MARKET REPORT: Looming rate rises pose a threat to market rally

MARKET REPORT: Looming interest rate rises pose a threat to market rally as central banks continue fight to tame sky high inflation

Global stock markets made a sluggish start to the week amid investor concerns about looming interest rate hikes.

With the outlook for the global economy in focus, the FTSE 100 index edged up 0.3 per cent, or 19.72 points, to 7784.87 and the FTSE 250 dropped by 0.5 per cent, or 98.19 points, to 19937.2.

The main European benchmarks also struggled for direction with the Dax in Germany slipping 0.2 per cent and France’s CAC index was also down by 0.2 per cent.

Inflation threat: With the outlook for the global economy in focus, the FTSE 100 index edged up 0.3% to 7784.87 and the FTSE 250 dropped by 0.5% to 19937.2

On Wall Street, meanwhile, the Dow Jones Industrial Average inched down 0.2 per cent, the S&P 500 dropped 0.8 per cent and the Nasdaq fell 1.3 per cent. 

Traders will be keeping a close eye on how central banks around the world pursue interest rate hikes this week.

The US Federal Reserve is expected to declare a smaller rate hike of 0.25 percentage points on Wednesday having already pushed through a string of 0.5 percentage point and 0.75 percentage point hikes.

Meanwhile, the European Central Bank (ECB) and Bank of England are likely to usher in rises of 0.5 percentage points on Thursday.

This would take the UK’s interest rate to 4 per cent, helping those with savings but sparking further unease for mortgage borrowers.

With central banks still raising rates as they battle to tame sky high inflation, analysts suggested the rally on global stock markets so far this year could soon grind to a halt. 

Eric Robertsen, global head of research and chief strategist at Standard Chartered, said: ‘Expectations for a Goldilocks scenario are too hopeful.’

Stock Watch – Impellam

Impellam, the recruitment firm which helps professionals such as doctors, lawyers and teachers to find work, has agreed to sell two of its businesses for £85million.

The company will sell its regional specialist staffing and healthcare businesses to investment fund Twenty20 Capital. 

Impellam plans to reward investors with a special dividend of 77.7 pence per share – or £35million – following the disposals.

Shares rose 7.1 per cent, or 47.5p, to 720p yesterday.

A Goldilocks economy is one that is neither too hot nor too cold and grows steadily without stoking inflation.

Back in London, the new boss of Shell wasted little time in imposing his mark on the oil giant.

Wael Sawan, who took over from Ben van Beurden earlier this month, authorised the merger of Shell’s oil and gas production and liquified national gas (LNG) divisions.
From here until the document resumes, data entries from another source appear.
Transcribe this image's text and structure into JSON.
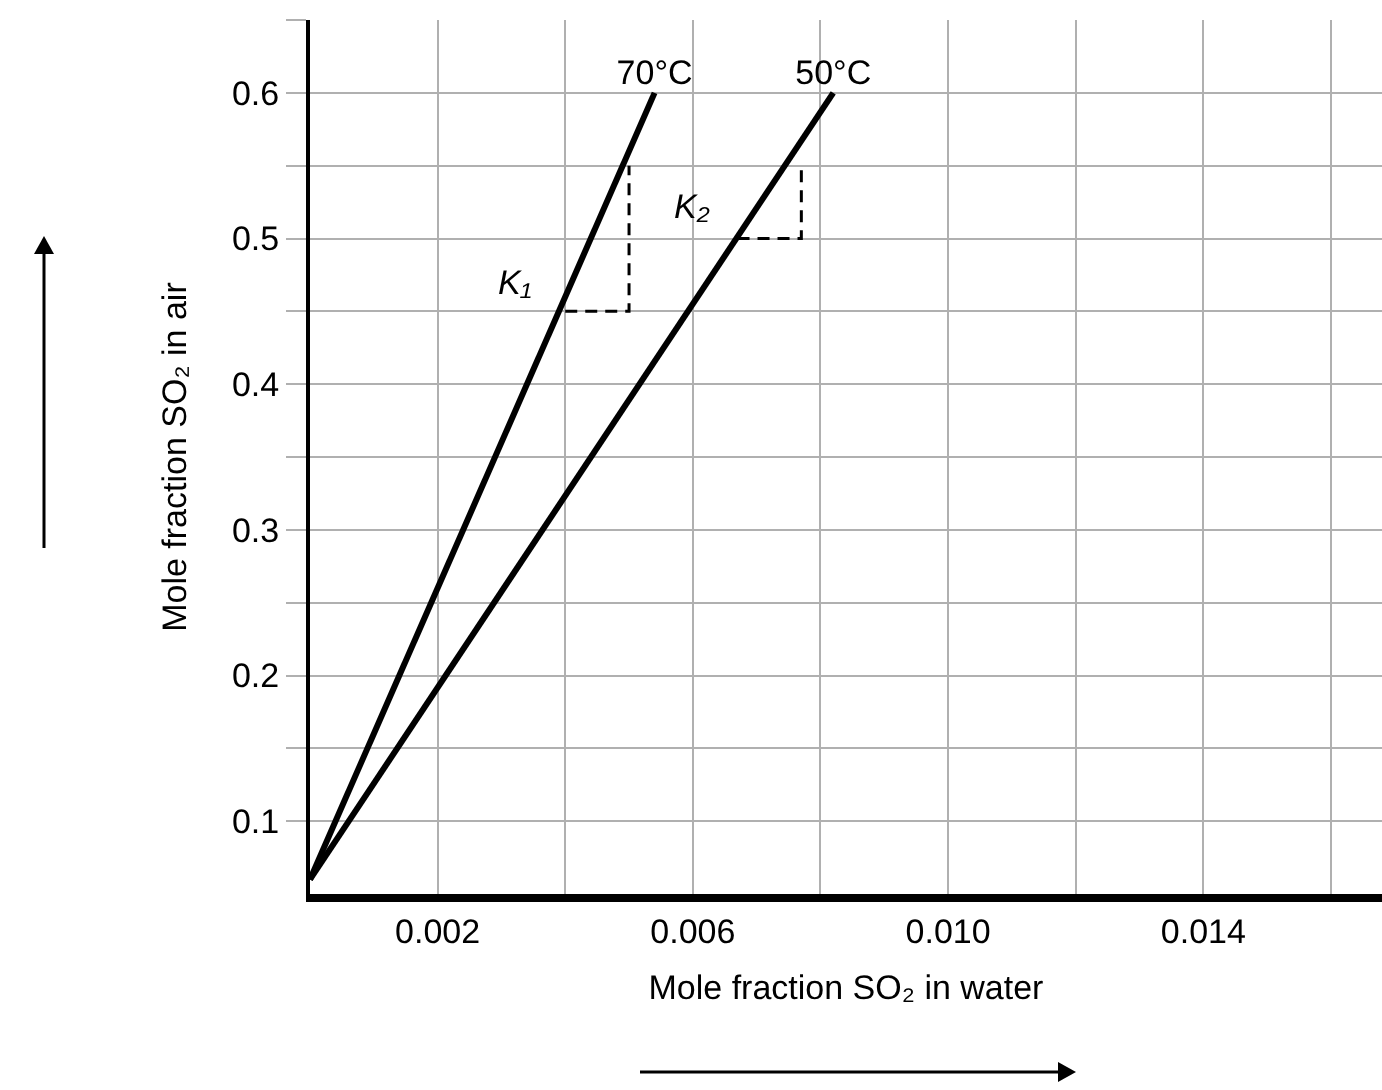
{
  "chart_data": {
    "type": "line",
    "xlabel": "Mole fraction SO₂ in water",
    "ylabel": "Mole fraction SO₂ in air",
    "xlim": [
      0,
      0.0168
    ],
    "ylim": [
      0.05,
      0.65
    ],
    "xticks": [
      0.002,
      {
        "value": 0.004,
        "label": null
      },
      0.006,
      {
        "value": 0.008,
        "label": null
      },
      {
        "value": 0.01,
        "label": "0.010"
      },
      {
        "value": 0.012,
        "label": null
      },
      0.014,
      {
        "value": 0.016,
        "label": null
      }
    ],
    "yticks": [
      {
        "value": 0.1,
        "label": "0.1"
      },
      {
        "value": 0.15,
        "label": null
      },
      {
        "value": 0.2,
        "label": "0.2"
      },
      {
        "value": 0.25,
        "label": null
      },
      {
        "value": 0.3,
        "label": "0.3"
      },
      {
        "value": 0.35,
        "label": null
      },
      {
        "value": 0.4,
        "label": "0.4"
      },
      {
        "value": 0.45,
        "label": null
      },
      {
        "value": 0.5,
        "label": "0.5"
      },
      {
        "value": 0.55,
        "label": null
      },
      {
        "value": 0.6,
        "label": "0.6"
      },
      {
        "value": 0.65,
        "label": null
      }
    ],
    "grid": true,
    "legend": false,
    "marker": "none",
    "line_style": "solid",
    "series": [
      {
        "name": "70°C",
        "color": "#000000",
        "x": [
          0,
          0.0054
        ],
        "values": [
          0.06,
          0.6
        ]
      },
      {
        "name": "50°C",
        "color": "#000000",
        "x": [
          0,
          0.0082
        ],
        "values": [
          0.06,
          0.6
        ]
      },
      {
        "color": "#000000",
        "line_style": "dashed",
        "x": [
          0.004,
          0.005,
          0.005
        ],
        "values": [
          0.45,
          0.45,
          0.55
        ]
      },
      {
        "color": "#000000",
        "line_style": "dashed",
        "x": [
          0.0067,
          0.0077,
          0.0077
        ],
        "values": [
          0.5,
          0.5,
          0.55
        ]
      }
    ],
    "annotations": [
      "K₁",
      "K₂"
    ]
  }
}
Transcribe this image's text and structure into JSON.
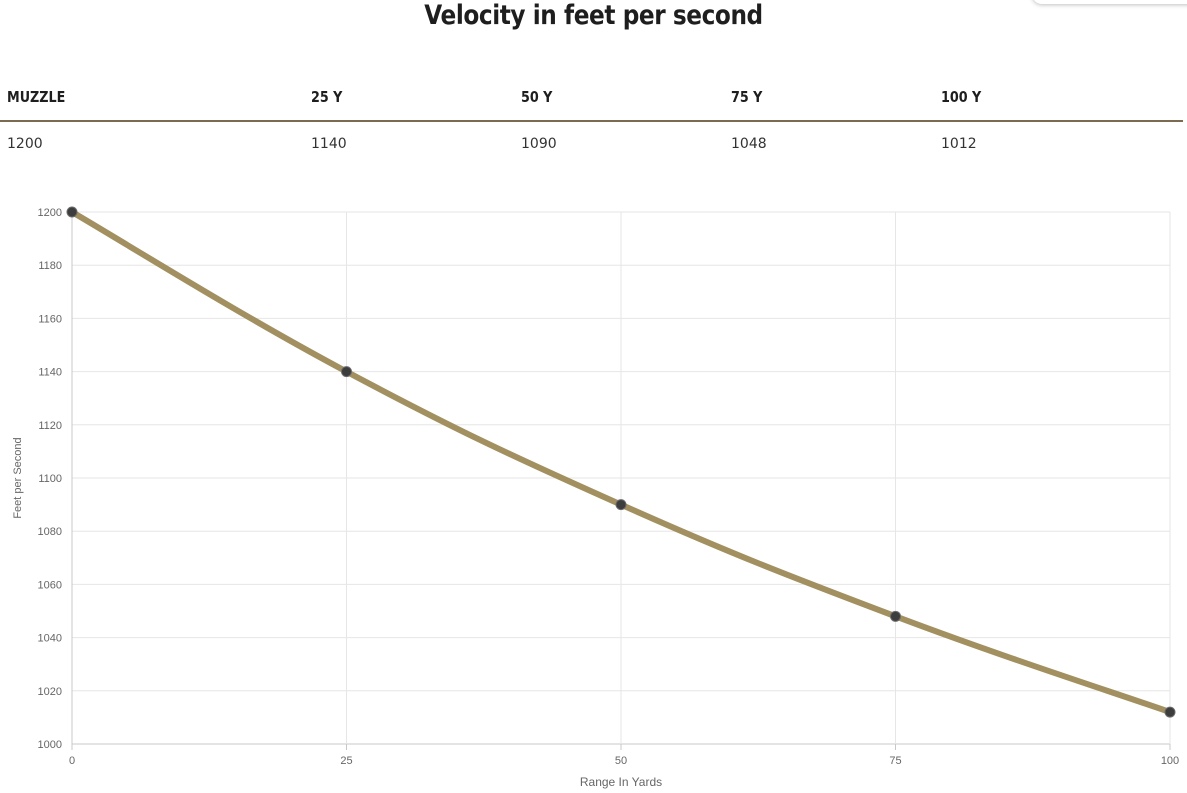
{
  "title": "Velocity in feet per second",
  "table": {
    "headers": [
      "MUZZLE",
      "25 Y",
      "50 Y",
      "75 Y",
      "100 Y"
    ],
    "values": [
      "1200",
      "1140",
      "1090",
      "1048",
      "1012"
    ]
  },
  "chart_data": {
    "type": "line",
    "x": [
      0,
      25,
      50,
      75,
      100
    ],
    "y": [
      1200,
      1140,
      1090,
      1048,
      1012
    ],
    "xlabel": "Range In Yards",
    "ylabel": "Feet per Second",
    "xlim": [
      0,
      100
    ],
    "ylim": [
      1000,
      1200
    ],
    "x_ticks": [
      "0",
      "25",
      "50",
      "75",
      "100"
    ],
    "y_ticks": [
      "1000",
      "1020",
      "1040",
      "1060",
      "1080",
      "1100",
      "1120",
      "1140",
      "1160",
      "1180",
      "1200"
    ],
    "grid": true,
    "legend": "none",
    "line_color": "#a39060",
    "point_color": "#3d3d3d"
  }
}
The company will also combine its renewables operations and oil refining and marketing business. 

The changes will see the size of the oil giant’s executive committee reduce from nine to seven members. Shares gained 0.2 per cent, or 4.5p, to 2375p.

Housebuilders, meanwhile, traded lower after the Government set a six-week deadline for developers to sign ‘legally binding contracts’ and commit to paying to repair unsafe buildings.

The contract will see developers pledge at least £2bn for repairs to buildings developed or refurbished over the past 30 years.

Those who fail to sign and follow the contractual terms will face ‘significant consequences’, the Government added. The sell-off across the industry hit Crest Nicholson hardest, which fell 2.9 per cent, or 7p, to 237.8p.

Rivals Taylor Wimpey dipped 1.8 per cent, or 2.1p, to 116.7p and Barratt Developments sank 1.8 per cent, or 8.5p, to 457.4p.

Computacenter rose highest in the second tier after a record fourth quarter. The upbeat result was driven by ‘extremely buoyant’ sales across its technology sourcing business. 

Revenues for 2022 were 30 per cent higher than the previous 12 months. Shares surged 11.4 per cent, or 226p, to 2218p.

Darktrace shares crashed to a record low after the asset manager Quintessential disclosed a short position in the cyber-security firm. Shares tumbled 12.6 per cent, or 31.8p, to 220p.

Investors in On The Beach made their feelings known with a revolt at the package holiday group’s annual general meeting on Friday. More than one in five votes cast were opposed to its remuneration policy. 

Shares fell 1.8 per cent, or 3.2p, to 178.4p.